Swainsona lessertiifolia, commonly known as coast swainson-pea, bog pea, Darling pea poison pea or poison vetch is an erect or ascending perennial herb in the pea family and is endemic to south-eastern Australia. It has 13 to 21 narrowly elliptic to elliptic leaflets, and racemes of mostly 12 to 25 usually purplish, rarely white flowers.

==Description==
Swainsona lessertiifolia is an erect or ascending perennial herb that typically grows up to 50 cm tall. Its leaves are mostly 60–90 mm long with 13 to 21 narrowly elliptic to elliptic leaflets 4–25 mm long and 2–10 mm wide with hairy stipules 2–7 mm long at the base of the petioles. The flowers are arranged in racemes mostly 100–300 mm long with 12 to 25 flowers on a peduncle 1–2 mm wide, each flower 8–10 mm long on a hairy pedicel about 2–4 mm long. The sepals are joined at the base, forming a hairy black, bell-shaped tube 2.0–2.5 mm long, the sepal lobes usually shorter than the tube. The petals are dark to pale purple, rarely white, the standard petal 10–11 mm long and 8–16 mm wide, the wings 7–8 mm long, and the keel 8–10 mm long and 4 mm deep. Flowering mostly occurs from August to January and the fruit is elliptic, 10–30 mm and 5–8 mm wide.

==Taxonomy==
Swainsona lessertiifolia was first formally described in 1825 by Augustin Pyramus de Candolle in Annales des Sciences Naturelles.
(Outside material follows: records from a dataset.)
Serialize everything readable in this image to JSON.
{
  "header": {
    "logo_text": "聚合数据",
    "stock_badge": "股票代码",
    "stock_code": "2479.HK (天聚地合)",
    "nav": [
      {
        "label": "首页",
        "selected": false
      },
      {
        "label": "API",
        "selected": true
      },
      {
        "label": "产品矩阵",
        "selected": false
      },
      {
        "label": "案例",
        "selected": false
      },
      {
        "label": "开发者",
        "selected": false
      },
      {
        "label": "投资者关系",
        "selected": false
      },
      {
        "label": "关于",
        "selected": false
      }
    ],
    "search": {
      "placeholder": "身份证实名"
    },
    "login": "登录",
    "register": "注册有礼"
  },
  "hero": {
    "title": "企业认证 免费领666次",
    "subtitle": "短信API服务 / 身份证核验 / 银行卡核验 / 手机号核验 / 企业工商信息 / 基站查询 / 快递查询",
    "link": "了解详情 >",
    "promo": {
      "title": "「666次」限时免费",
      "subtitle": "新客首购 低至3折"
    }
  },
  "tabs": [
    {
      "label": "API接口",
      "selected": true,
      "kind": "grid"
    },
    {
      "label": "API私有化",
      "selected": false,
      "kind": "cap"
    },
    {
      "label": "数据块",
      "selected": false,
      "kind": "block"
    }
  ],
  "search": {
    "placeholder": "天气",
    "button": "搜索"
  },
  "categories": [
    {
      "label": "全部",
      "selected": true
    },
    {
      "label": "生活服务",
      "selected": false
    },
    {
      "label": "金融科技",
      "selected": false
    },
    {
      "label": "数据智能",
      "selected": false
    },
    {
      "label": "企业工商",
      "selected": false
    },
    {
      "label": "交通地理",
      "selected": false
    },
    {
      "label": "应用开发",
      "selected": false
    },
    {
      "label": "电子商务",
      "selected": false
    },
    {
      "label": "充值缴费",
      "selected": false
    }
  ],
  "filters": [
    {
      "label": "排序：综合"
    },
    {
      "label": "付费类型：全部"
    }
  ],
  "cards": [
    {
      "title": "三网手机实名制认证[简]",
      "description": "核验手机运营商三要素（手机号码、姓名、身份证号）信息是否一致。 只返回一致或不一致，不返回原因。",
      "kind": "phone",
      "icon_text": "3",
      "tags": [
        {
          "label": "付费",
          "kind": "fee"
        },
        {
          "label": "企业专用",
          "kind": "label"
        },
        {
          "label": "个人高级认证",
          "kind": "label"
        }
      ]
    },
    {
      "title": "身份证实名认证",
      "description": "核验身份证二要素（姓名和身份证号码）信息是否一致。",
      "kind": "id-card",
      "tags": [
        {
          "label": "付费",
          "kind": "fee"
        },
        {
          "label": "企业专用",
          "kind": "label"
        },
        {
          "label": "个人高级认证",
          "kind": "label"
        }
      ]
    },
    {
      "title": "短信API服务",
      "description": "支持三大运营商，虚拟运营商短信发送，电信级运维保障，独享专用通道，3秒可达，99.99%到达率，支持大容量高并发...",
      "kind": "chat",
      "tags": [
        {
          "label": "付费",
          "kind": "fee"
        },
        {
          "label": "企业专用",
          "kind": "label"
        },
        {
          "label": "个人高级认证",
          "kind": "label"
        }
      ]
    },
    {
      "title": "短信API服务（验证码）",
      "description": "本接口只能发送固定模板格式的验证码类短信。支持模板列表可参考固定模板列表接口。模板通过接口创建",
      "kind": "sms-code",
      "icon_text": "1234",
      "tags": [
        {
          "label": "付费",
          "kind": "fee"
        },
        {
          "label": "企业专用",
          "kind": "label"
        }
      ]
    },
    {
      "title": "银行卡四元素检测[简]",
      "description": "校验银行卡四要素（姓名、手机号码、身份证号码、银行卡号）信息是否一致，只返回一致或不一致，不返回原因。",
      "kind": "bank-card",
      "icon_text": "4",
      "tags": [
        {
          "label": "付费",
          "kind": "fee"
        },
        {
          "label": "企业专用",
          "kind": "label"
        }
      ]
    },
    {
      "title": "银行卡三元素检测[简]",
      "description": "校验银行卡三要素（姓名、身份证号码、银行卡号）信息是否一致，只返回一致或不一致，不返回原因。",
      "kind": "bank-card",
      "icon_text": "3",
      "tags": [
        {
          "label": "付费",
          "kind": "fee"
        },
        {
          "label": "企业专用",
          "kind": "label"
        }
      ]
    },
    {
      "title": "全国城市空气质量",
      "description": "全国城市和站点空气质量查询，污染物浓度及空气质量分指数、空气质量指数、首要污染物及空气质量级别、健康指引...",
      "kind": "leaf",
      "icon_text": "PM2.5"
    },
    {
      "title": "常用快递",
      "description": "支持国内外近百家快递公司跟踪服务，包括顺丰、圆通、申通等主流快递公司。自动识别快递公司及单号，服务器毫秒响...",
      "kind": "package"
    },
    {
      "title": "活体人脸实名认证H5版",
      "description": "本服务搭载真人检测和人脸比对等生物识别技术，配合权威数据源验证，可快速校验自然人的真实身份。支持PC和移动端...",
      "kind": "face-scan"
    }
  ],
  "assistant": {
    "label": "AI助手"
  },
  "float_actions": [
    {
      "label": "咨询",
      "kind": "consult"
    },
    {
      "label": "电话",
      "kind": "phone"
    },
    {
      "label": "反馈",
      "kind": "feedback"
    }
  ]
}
==Distribution and habitat==
This species of swainsona occurs in South Australia, Victoria and Tasmania, often on sand hummocks in near-coastal areas. In South Australia it is found in the south-east of the state, in Victoria it is abundant, mostly west of Wilsons Promontory and in Tasmania grows at Woolnorth, St Marys and on Bass Strait Islands.